WASHINGTON — The American Bankers Association Center for Agricultural and Rural Banking today announced a new annual award to honor agricultural professionals who have made significant contributions to the advancement of agricultural lending. The Blanchfield Award, named in honor of its first recipient, will be presented to John M. Blanchfield at the ABA National Agricultural Bankers Conference on Oct. 28 in Kansas City, Mo.
“John has dedicated his career to making the ag banking industry better for bankers and their customers,” said Steve Apodaca, senior vice president, ABA’s Center for Agricultural and Rural Banking. “From providing a national forum for ag bankers to collaborate to consensus building on issues critical to the industry, we believe he deserves recognition at the national level.”
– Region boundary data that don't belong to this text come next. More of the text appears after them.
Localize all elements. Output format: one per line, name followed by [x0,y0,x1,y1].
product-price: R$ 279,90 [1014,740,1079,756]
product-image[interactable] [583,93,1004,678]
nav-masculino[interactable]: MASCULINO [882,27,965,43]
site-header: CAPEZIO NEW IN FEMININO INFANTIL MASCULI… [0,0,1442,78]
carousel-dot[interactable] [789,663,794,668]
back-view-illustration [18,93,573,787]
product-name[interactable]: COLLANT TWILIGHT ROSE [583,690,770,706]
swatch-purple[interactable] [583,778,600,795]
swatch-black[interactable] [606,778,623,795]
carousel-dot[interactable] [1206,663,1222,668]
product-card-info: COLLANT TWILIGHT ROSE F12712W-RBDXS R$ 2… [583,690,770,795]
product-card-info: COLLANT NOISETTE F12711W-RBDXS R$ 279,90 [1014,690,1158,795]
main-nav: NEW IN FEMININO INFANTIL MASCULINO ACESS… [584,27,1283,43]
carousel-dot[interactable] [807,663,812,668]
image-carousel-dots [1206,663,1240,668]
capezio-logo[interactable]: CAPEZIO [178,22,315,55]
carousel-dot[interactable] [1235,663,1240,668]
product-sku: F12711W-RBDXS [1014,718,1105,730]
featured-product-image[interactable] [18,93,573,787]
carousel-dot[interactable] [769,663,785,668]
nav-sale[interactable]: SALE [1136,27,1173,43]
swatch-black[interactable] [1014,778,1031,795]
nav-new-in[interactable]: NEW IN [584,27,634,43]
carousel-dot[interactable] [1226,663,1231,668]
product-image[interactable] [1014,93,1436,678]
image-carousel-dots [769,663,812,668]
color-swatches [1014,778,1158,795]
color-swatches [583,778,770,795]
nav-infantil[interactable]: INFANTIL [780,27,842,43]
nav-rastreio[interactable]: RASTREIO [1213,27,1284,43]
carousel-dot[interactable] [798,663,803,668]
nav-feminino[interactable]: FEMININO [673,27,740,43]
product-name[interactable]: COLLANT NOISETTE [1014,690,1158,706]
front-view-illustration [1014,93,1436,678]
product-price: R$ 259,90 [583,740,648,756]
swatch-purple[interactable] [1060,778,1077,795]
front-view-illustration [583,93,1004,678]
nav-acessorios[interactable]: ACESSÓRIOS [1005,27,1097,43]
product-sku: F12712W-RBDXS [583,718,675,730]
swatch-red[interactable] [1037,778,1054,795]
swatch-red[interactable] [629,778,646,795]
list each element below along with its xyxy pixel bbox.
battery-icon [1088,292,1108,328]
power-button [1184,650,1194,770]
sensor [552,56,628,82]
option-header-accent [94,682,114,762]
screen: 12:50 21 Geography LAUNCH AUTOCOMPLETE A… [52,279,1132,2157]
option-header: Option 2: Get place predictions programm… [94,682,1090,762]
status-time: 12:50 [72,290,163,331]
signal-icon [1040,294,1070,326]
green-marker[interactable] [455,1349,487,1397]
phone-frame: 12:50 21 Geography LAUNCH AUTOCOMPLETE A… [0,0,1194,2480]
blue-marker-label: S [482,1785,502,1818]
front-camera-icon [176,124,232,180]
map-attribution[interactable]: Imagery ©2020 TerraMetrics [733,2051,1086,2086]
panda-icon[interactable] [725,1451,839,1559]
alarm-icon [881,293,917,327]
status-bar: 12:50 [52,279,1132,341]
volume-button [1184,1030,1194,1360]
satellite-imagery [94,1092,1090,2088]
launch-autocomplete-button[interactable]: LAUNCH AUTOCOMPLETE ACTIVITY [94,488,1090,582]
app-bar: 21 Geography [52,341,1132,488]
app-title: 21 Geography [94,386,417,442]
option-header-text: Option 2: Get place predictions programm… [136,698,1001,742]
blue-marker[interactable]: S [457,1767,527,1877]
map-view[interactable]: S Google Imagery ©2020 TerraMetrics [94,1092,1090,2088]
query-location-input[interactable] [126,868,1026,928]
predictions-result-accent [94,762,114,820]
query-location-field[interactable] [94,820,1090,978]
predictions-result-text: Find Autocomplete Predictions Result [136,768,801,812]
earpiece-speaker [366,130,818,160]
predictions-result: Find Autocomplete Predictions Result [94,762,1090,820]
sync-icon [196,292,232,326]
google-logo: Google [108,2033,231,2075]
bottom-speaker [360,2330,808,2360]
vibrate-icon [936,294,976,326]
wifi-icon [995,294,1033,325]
For 25 years, Blanchfield was senior vice president of ABA’s Center for Agricultural and Rural Banking where he was responsible for developing ag banking policy, lobbying on behalf of the industry, and managing the National Ag Bankers Conference and a national committee of bankers. In addition, he spoke at conferences across the country providing industry updates and outlooks. Currently, Blanchfield owns an independent consultancy called Agricultural Banking Advisory Services that helps banks and their customers understand the intersection of federal ag banking policy and the ag economy.
“I am deeply honored and humbled that ag bankers wanted to do this for me,” said Blanchfield. “It’s incredible to have the opportunity to leave a legacy like this. Having a national award named after you is very humbling.”
The award was established by ABA and its Agricultural and Rural Bankers Committee to honor John Blanchfield and others like him who are not bankers. Like the association’s Bruning Award, given to a banker each year for his or her contributions to ag banking, the Blanchfield award will be presented at the ABA National Agricultural Bankers Conference.
“We recognized that there are others who aren’t bankers who are providing significant contributions to the industry and we wanted a way to honor them,” said Apodaca.
Blanchfield began his career in 1978 with USDA’s Farmers Home Administration in Utica, New York. “If I knew on January 3rd, 1978 as I pulled away from the federal building in Syracuse in my Gremlin that this is where I’d end up, I would have been a lot more excited,” said Blanchfield.